Doctors under stress

Doctor Oles Kutnyi is a cardiologist, but like many doctors, has been reprofiled, and for three months has been performing the duties of an infectious disease specialist in Zhytomyr’s 2nd Central city hospital. Photo: Anastasiya Vlasova, hromadske.ua

The crisis with oxygen is severe but at least possible to solve. More ominous is the perspective that Ukraine will be left without doctors. Recently, Poland, which has also been hard-hit by the pandemic, lifted its nostrification requirements for resuscitators, anesthesiologists, and junior medical staff — they no longer need to confirm their diploma. It is more than likely that this will be an attractive proposition for Ukrainian doctors, who on average receive an extraordinarily meager $320 monthly salary, and despite lavish state promises of COVID-19 bonuses, often have problems with receiving them.

Overall, the situation in hospitals differs between various towns and cities, depending on the support that hospitals receive, both from the central and local governments. Euromaidan Press talked with medical assistants working in the Lviv city emergency hospital and a local hospital in a village district in the region. The situation in the two locations is drastically different.
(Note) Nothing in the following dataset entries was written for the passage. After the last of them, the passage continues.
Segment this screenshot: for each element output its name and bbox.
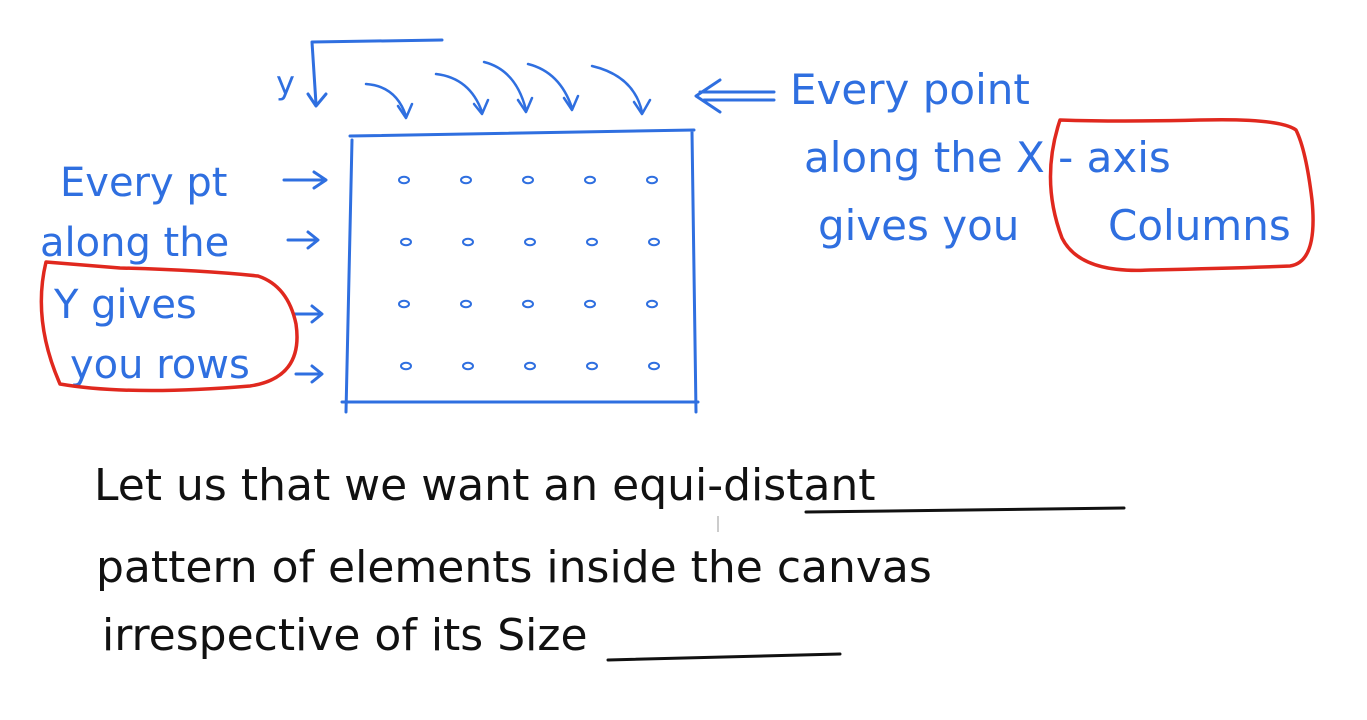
y-arrow-head <box>306 92 328 108</box>
underline-size <box>606 652 842 662</box>
arrow-right-icon <box>282 170 328 190</box>
curved-arrow-icon <box>632 98 652 116</box>
canvas-box <box>340 128 700 414</box>
y-label: y <box>276 64 295 102</box>
grid-dot <box>586 361 598 371</box>
curved-arrow-icon <box>516 96 534 114</box>
arrow-right-icon <box>292 304 324 324</box>
row-arrows <box>282 170 328 384</box>
curved-arrow-icon <box>562 94 580 112</box>
double-arrow-icon <box>694 78 776 114</box>
curved-arrow-icon <box>526 62 574 110</box>
arrow-right-icon <box>294 364 324 384</box>
grid-dot <box>524 237 536 247</box>
bottom-text-line-2: pattern of elements inside the canvas <box>96 542 932 593</box>
grid-dot <box>398 299 410 309</box>
underline-equi-distant <box>804 506 1126 514</box>
curved-arrow-icon <box>396 102 414 120</box>
curved-arrow-icon <box>590 64 644 114</box>
bottom-text-line-1: Let us that we want an equi-distant <box>94 460 876 511</box>
red-highlight-rows <box>39 260 299 393</box>
grid-dot <box>522 299 534 309</box>
curved-arrow-icon <box>364 82 408 118</box>
grid-dot <box>462 361 474 371</box>
left-note-line-2: along the <box>40 220 229 266</box>
grid-dot <box>646 175 658 185</box>
grid-dot <box>586 237 598 247</box>
grid-dots <box>398 175 660 371</box>
x-axis-arrows <box>364 60 652 120</box>
grid-dot <box>584 175 596 185</box>
right-note-line-1: Every point <box>790 65 1030 114</box>
grid-dot <box>400 361 412 371</box>
grid-dot <box>648 237 660 247</box>
left-note-line-3: Y gives <box>53 282 197 328</box>
grid-dot <box>460 299 472 309</box>
left-note-line-1: Every pt <box>60 160 227 206</box>
arrow-right-icon <box>286 230 320 250</box>
right-note-line-4: Columns <box>1108 201 1291 250</box>
grid-dot <box>398 175 410 185</box>
grid-dot <box>522 175 534 185</box>
curved-arrow-icon <box>482 60 528 112</box>
right-note-line-3: gives you <box>818 201 1019 250</box>
bottom-text-line-3: irrespective of its Size <box>102 610 588 661</box>
grid-dot <box>460 175 472 185</box>
top-y-bracket <box>310 38 444 106</box>
grid-dot <box>584 299 596 309</box>
red-highlight-columns <box>1048 117 1315 273</box>
curved-arrow-icon <box>434 72 484 114</box>
grid-dot <box>462 237 474 247</box>
grid-dot <box>400 237 412 247</box>
grid-dot <box>648 361 660 371</box>
curved-arrow-icon <box>472 98 490 116</box>
grid-dot <box>524 361 536 371</box>
grid-dot <box>646 299 658 309</box>
right-note-line-2: along the X - axis <box>804 133 1171 182</box>
left-note-line-4: you rows <box>70 342 250 388</box>
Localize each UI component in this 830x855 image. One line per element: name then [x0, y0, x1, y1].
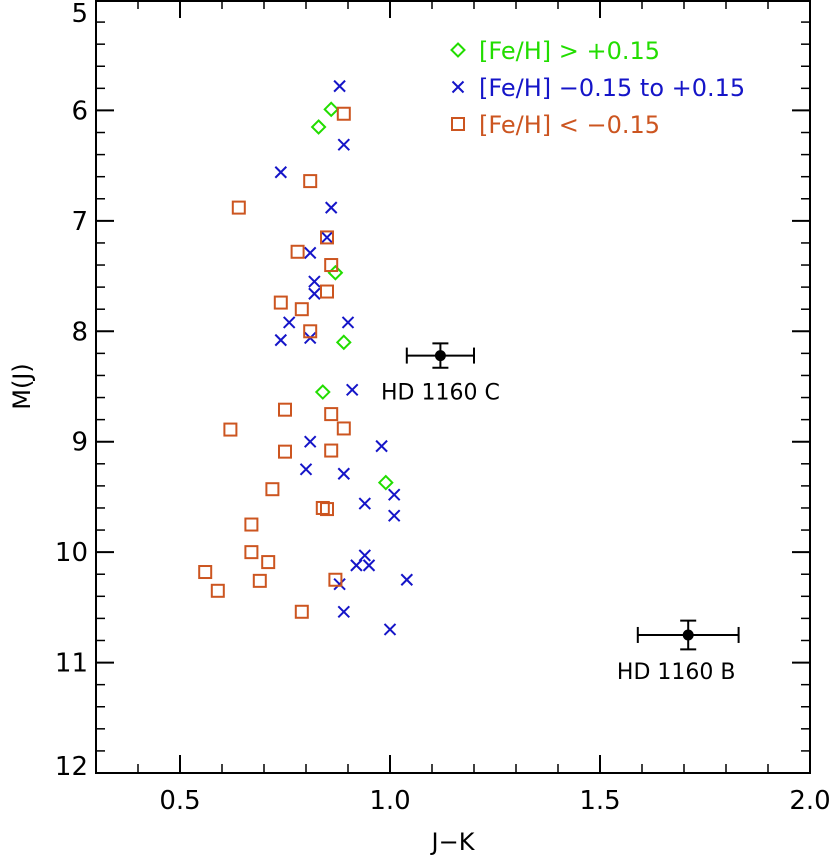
legend-marker	[450, 42, 466, 58]
cross-point	[383, 623, 397, 636]
legend-marker	[451, 80, 465, 94]
y-tick-label: 6	[71, 96, 88, 126]
diamond-point	[323, 101, 340, 118]
square-point	[231, 200, 246, 215]
companion-point	[434, 350, 446, 362]
square-point	[324, 258, 339, 273]
cross-point	[358, 549, 372, 562]
square-point	[223, 422, 238, 437]
plot-frame	[95, 0, 811, 774]
cross-point	[274, 333, 288, 347]
companion-point	[682, 629, 694, 641]
square-point	[278, 444, 292, 459]
square-point	[261, 555, 276, 570]
point-annotation: HD 1160 B	[617, 660, 736, 685]
cross-point	[358, 497, 372, 510]
cross-point	[387, 509, 401, 522]
square-point	[303, 324, 318, 339]
diamond-point	[327, 264, 344, 281]
square-point	[315, 500, 330, 515]
cross-point	[375, 439, 388, 453]
y-tick-label: 5	[71, 0, 88, 29]
cross-point	[303, 435, 317, 448]
cross-point	[362, 559, 376, 572]
square-point	[252, 573, 267, 588]
square-point	[336, 421, 351, 436]
square-point	[303, 174, 318, 189]
square-point	[244, 517, 259, 532]
square-point	[320, 502, 334, 517]
cross-point	[345, 383, 359, 397]
x-tick-label: 1.5	[579, 786, 620, 816]
y-tick-label: 8	[71, 317, 88, 347]
cross-point	[308, 287, 321, 300]
x-tick-label: 0.5	[159, 786, 200, 816]
square-point	[198, 565, 213, 580]
square-point	[320, 230, 334, 245]
y-tick-label: 12	[55, 752, 88, 782]
square-point	[244, 545, 259, 560]
axes-ticks: 0.5 1.0 1.5 2.0 5 6 7 8 9 10 11 12	[55, 0, 830, 816]
cross-point	[320, 231, 334, 244]
y-tick-label: 11	[55, 649, 88, 679]
cross-point	[299, 463, 313, 476]
square-point	[294, 604, 309, 619]
diamond-point	[314, 384, 331, 400]
cross-point	[341, 316, 355, 329]
diamond-point	[310, 119, 327, 135]
cross-point	[350, 559, 363, 572]
square-point	[324, 407, 339, 422]
y-tick-label: 7	[71, 207, 88, 237]
diamond-point	[335, 334, 352, 351]
legend-label: [Fe/H] > +0.15	[479, 37, 660, 65]
y-tick-label: 10	[55, 538, 88, 568]
cross-point	[303, 246, 317, 260]
cross-point	[274, 166, 288, 179]
legend: [Fe/H] > +0.15 [Fe/H] −0.15 to +0.15 [Fe/H…	[450, 37, 745, 139]
square-point	[294, 302, 309, 317]
diamond-point	[377, 474, 394, 491]
square-point	[324, 443, 339, 458]
x-tick-label: 1.0	[369, 786, 410, 816]
y-axis-label: M(J)	[8, 363, 36, 410]
legend-label: [Fe/H] < −0.15	[479, 111, 660, 139]
cross-point	[333, 79, 346, 93]
cross-point	[333, 577, 346, 591]
cross-point	[337, 605, 351, 618]
cross-point	[337, 467, 351, 480]
point-annotation: HD 1160 C	[381, 381, 500, 406]
square-point	[290, 244, 305, 259]
square-point	[210, 583, 225, 598]
square-point	[278, 402, 292, 417]
cross-point	[324, 201, 338, 214]
y-tick-label: 9	[71, 428, 88, 458]
square-point	[265, 482, 280, 497]
cross-point	[387, 488, 401, 501]
square-point	[320, 284, 334, 299]
square-point	[328, 572, 343, 587]
cross-point	[337, 138, 351, 151]
cross-point	[400, 573, 414, 586]
square-point	[273, 295, 288, 310]
legend-marker	[451, 117, 465, 131]
square-point	[336, 106, 351, 121]
cross-point	[308, 275, 321, 288]
cross-point	[282, 316, 296, 329]
data-marks: HD 1160 C HD 1160 B	[198, 79, 740, 685]
x-axis-label: J−K	[430, 828, 476, 855]
legend-label: [Fe/H] −0.15 to +0.15	[479, 74, 745, 102]
x-tick-label: 2.0	[789, 786, 830, 816]
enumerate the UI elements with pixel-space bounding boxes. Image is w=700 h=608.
Petro Hrudka, working in Lviv:

“[In the Lviv city emergency hospital], 180 patients with COVID-19 are currently hospitalized in all therapeutic departments. They receive oxygen and other medicine depending on the other illness they have. All patients are over 40, the majority are pensioners. The regular departments of the hospital are nearly full. However, additional temporary COVID-19 departments have recently been opened, almost doubling the capacity of the hospital.

 

The real problem now is to find the medical staff ready to work in the new departments. Managers have already started employing students of the last courses of the medical university as nurses. The support from the local municipality is obviously important. Not only for equipment but also in the form of additional payments to medical workers from the city council that were announced. The city council promised to pay a one-time premium equal to three monthly salaries.”
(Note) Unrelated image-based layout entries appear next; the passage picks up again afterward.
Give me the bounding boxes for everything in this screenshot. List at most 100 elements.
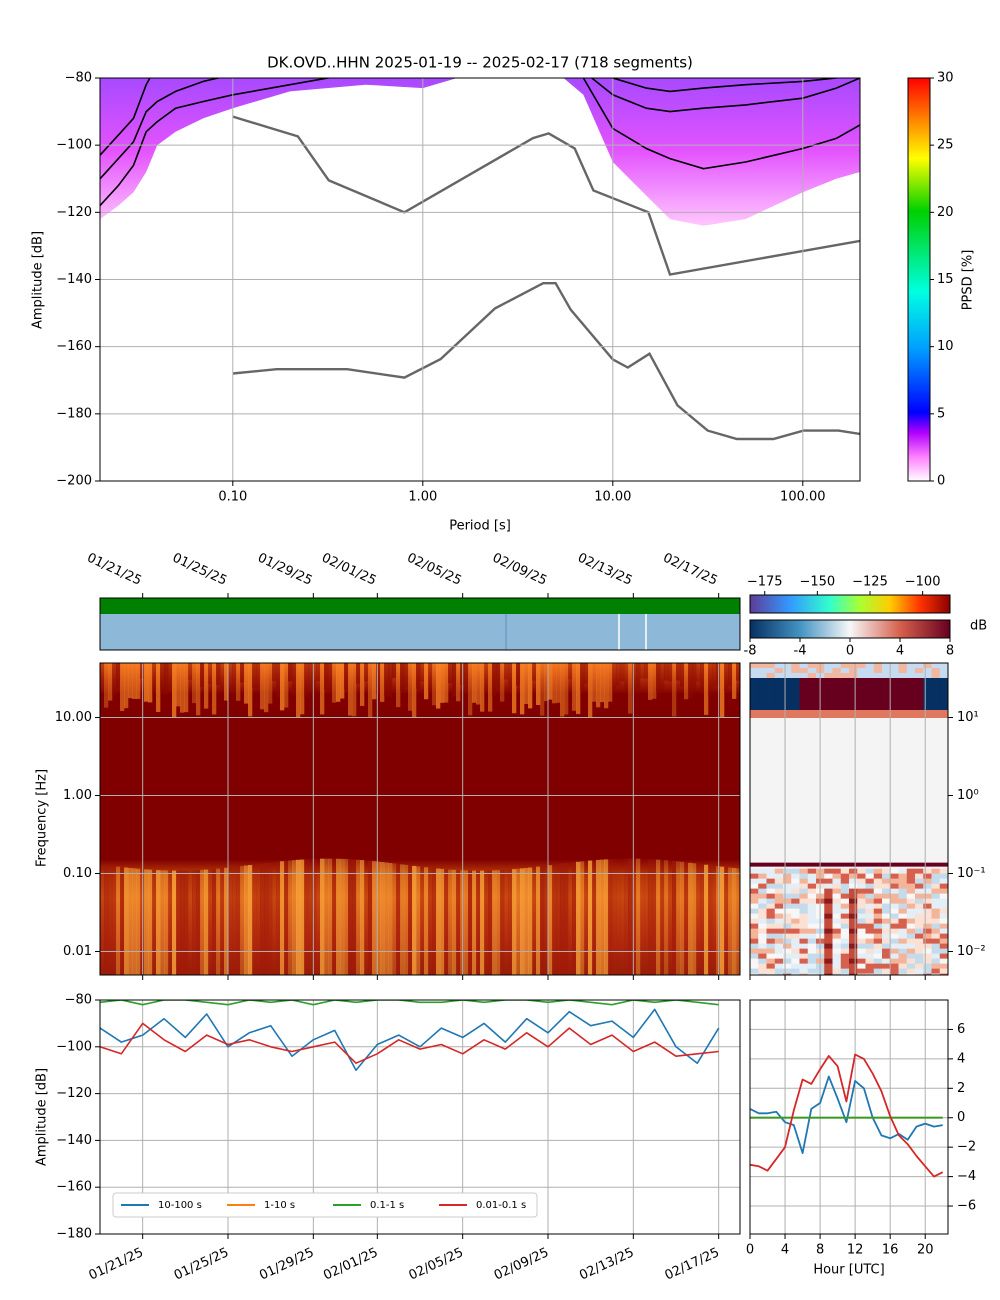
y-axis-label: Frequency [Hz] — [35, 769, 50, 867]
spectrogram-stripe — [672, 663, 677, 717]
heatmap-cell — [906, 918, 916, 924]
heatmap-cell — [807, 710, 817, 718]
spectrogram-stripe — [592, 663, 597, 702]
heatmap-cell — [865, 913, 875, 919]
heatmap-cell — [915, 668, 924, 674]
heatmap-cell — [873, 918, 883, 924]
colorbar-tick-label: 10 — [937, 339, 954, 354]
heatmap-cell — [832, 963, 842, 969]
heatmap-cell — [849, 953, 858, 959]
spectrogram-stripe — [228, 663, 233, 693]
heatmap-cell — [824, 913, 833, 919]
heatmap-cell — [906, 678, 916, 710]
heatmap-cell — [931, 678, 941, 710]
spectrogram-stripe — [644, 663, 649, 679]
heatmap-cell — [840, 908, 850, 914]
heatmap-cell — [898, 973, 908, 975]
spectrogram-stripe — [168, 663, 173, 688]
spectrogram-stripe — [576, 861, 581, 975]
heatmap-cell — [783, 948, 792, 954]
heatmap-cell — [923, 873, 932, 879]
spectrogram-stripe — [684, 862, 689, 975]
heatmap-cell — [849, 663, 858, 669]
series-line — [100, 1022, 719, 1064]
spectrogram-stripe — [536, 663, 541, 705]
heatmap-cell — [824, 943, 833, 949]
heatmap-cell — [824, 883, 833, 889]
heatmap-cell — [750, 918, 759, 924]
heatmap-cell — [857, 938, 866, 944]
spectrogram-stripe — [660, 859, 665, 975]
heatmap-cell — [857, 953, 866, 959]
heatmap-cell — [766, 710, 776, 718]
heatmap-cell — [865, 903, 875, 909]
x-tick-label: 0 — [746, 1243, 754, 1258]
heatmap-cell — [807, 933, 817, 939]
spectrogram-stripe — [308, 859, 313, 975]
heatmap-cell — [873, 668, 883, 674]
x-tick-label: 02/05/25 — [405, 551, 464, 589]
spectrogram-stripe — [384, 862, 389, 975]
spectrogram-stripe — [244, 663, 249, 704]
spectrogram-stripe — [516, 868, 521, 975]
spectrogram-stripe — [732, 663, 737, 699]
heatmap-cell — [758, 878, 767, 884]
legend-label: 10-100 s — [158, 1200, 202, 1211]
heatmap-cell — [865, 943, 875, 949]
spectrogram-stripe — [276, 861, 281, 975]
spectrogram-stripe — [664, 860, 669, 975]
x-tick-label: 02/17/25 — [661, 551, 720, 589]
spectrogram-stripe — [112, 866, 117, 975]
heatmap-cell — [865, 710, 875, 718]
spectrogram-stripe — [496, 663, 501, 689]
heatmap-cell — [832, 868, 842, 874]
spectrogram-stripe — [164, 663, 169, 695]
heatmap-cell — [799, 948, 809, 954]
spectrogram-stripe — [736, 663, 740, 681]
spectrogram-stripe — [284, 663, 289, 708]
heatmap-cell — [824, 963, 833, 969]
spectrogram-stripe — [580, 861, 585, 975]
heatmap-cell — [766, 923, 776, 929]
spectrogram-stripe — [100, 663, 105, 686]
spectrogram-stripe — [148, 869, 153, 975]
spectrogram-stripe — [708, 865, 713, 975]
heatmap-cell — [750, 913, 759, 919]
heatmap-cell — [873, 968, 883, 974]
spectrogram-stripe — [352, 859, 357, 975]
heatmap-cell — [923, 973, 932, 975]
heatmap-cell — [758, 973, 767, 975]
spectrogram-stripe — [572, 663, 577, 711]
heatmap-cell — [931, 888, 941, 894]
heatmap-cell — [799, 893, 809, 899]
spectrogram-stripe — [260, 663, 265, 710]
heatmap-cell — [915, 933, 924, 939]
spectrogram-stripe — [348, 663, 353, 716]
heatmap-cell — [931, 958, 941, 964]
spectrogram-stripe — [368, 860, 373, 975]
y-tick-label: 0 — [957, 1110, 965, 1125]
heatmap-cell — [939, 898, 948, 904]
heatmap-cell — [890, 908, 899, 914]
spectrogram-stripe — [144, 869, 149, 975]
heatmap-cell — [865, 888, 875, 894]
heatmap-cell — [931, 873, 941, 879]
spectrogram-stripe — [156, 663, 161, 712]
x-tick-label: 02/09/25 — [490, 551, 549, 589]
heatmap-cell — [882, 948, 891, 954]
colorbar-tick-label: -4 — [794, 644, 807, 659]
heatmap-cell — [849, 868, 858, 874]
spectrogram-stripe — [576, 663, 581, 715]
spectrogram-stripe — [696, 663, 701, 682]
heatmap-cell — [865, 898, 875, 904]
heatmap-cell — [890, 663, 899, 669]
heatmap-cell — [890, 938, 899, 944]
spectrogram-stripe — [436, 868, 441, 975]
heatmap-cell — [799, 938, 809, 944]
heatmap-cell — [791, 918, 800, 924]
heatmap-cell — [865, 873, 875, 879]
heatmap-cell — [890, 968, 899, 974]
heatmap-cell — [791, 948, 800, 954]
heatmap-cell — [832, 973, 842, 975]
heatmap-cell — [766, 673, 776, 679]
Another medical worker who has spoken on the condition of anonymity reported that in a village district hospital the situation with salaries and equipment was spoiled by local corruption and poor local management:

“I received my state-sponsored salary bonus only three months later, when I submitted inquiries for public information to the regional state administration. I doubt that I would ever see my money if hadn’t I sent this inquiry.”

The situation with hospital equipment at this location was also poor. The hospital was carrying 50% more patients than its regular capacity and lacked sufficient oxygen for all of them the hospital. As well, the treatment protocol isn’t yet well-designed.
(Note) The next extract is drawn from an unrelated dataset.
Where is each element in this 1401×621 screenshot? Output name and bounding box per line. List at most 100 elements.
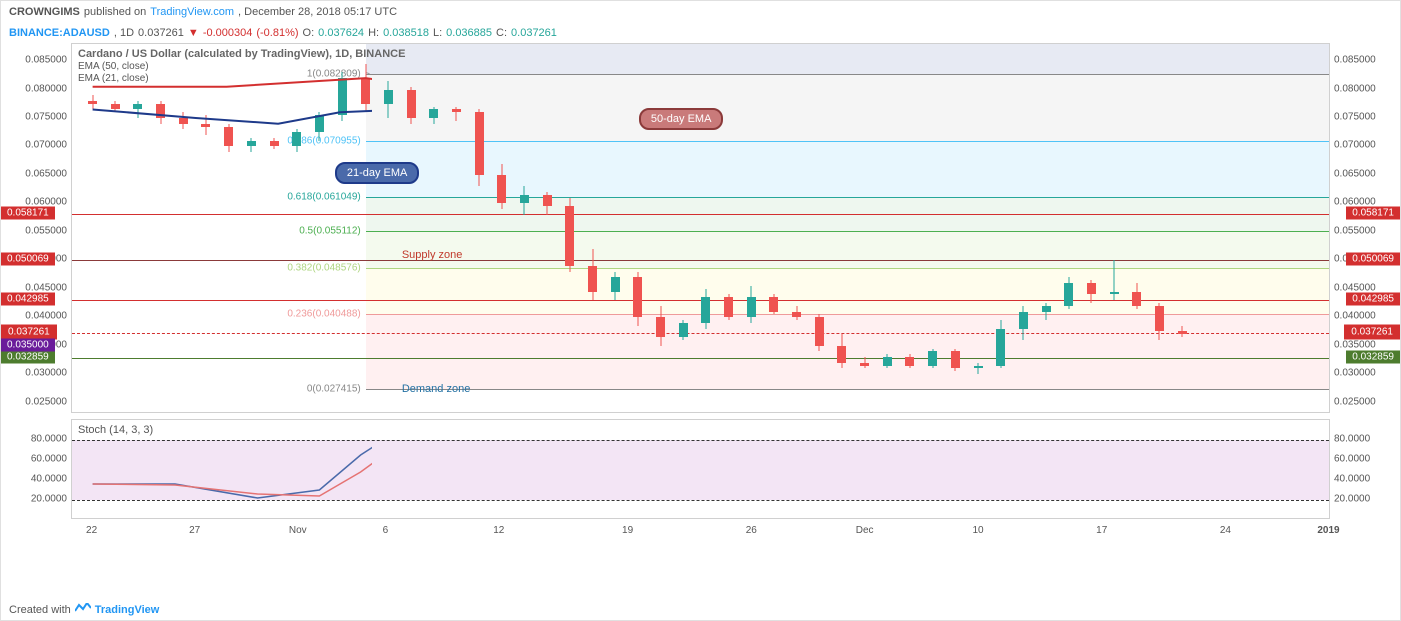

“For example, the virus thickens the blood, to the extent of not being able to draw blood for analysis. Therefore, patients receive medicine to thin out the blood. The side effect is that many patients receiving such drugs can get blood clots and die from this. We had such cases.”

The situation in south-Ukrainian Mykolayiv is even graver.

“Doctors and nurses just burn out at work. The shift lasts 2-3 days. They sometimes sleep on the floor. There are a lot of serious patients who are afraid to die. They need not only oxygen, they need someone to sit with them, beg them not to remove the oxygen mask so they don’t suffocate. Tell them that everything will be fine, wipe away the tears. You need to change the oxygen masks: when it’s easier for someone, let the others breathe. One lies with a saturation below 80 and watches his neighbor breathe oxygen. People literally crawl to the windows to open and to breathe. It’s unbearable,” a resuscitation nurse at a hospital told RBC Ukraine.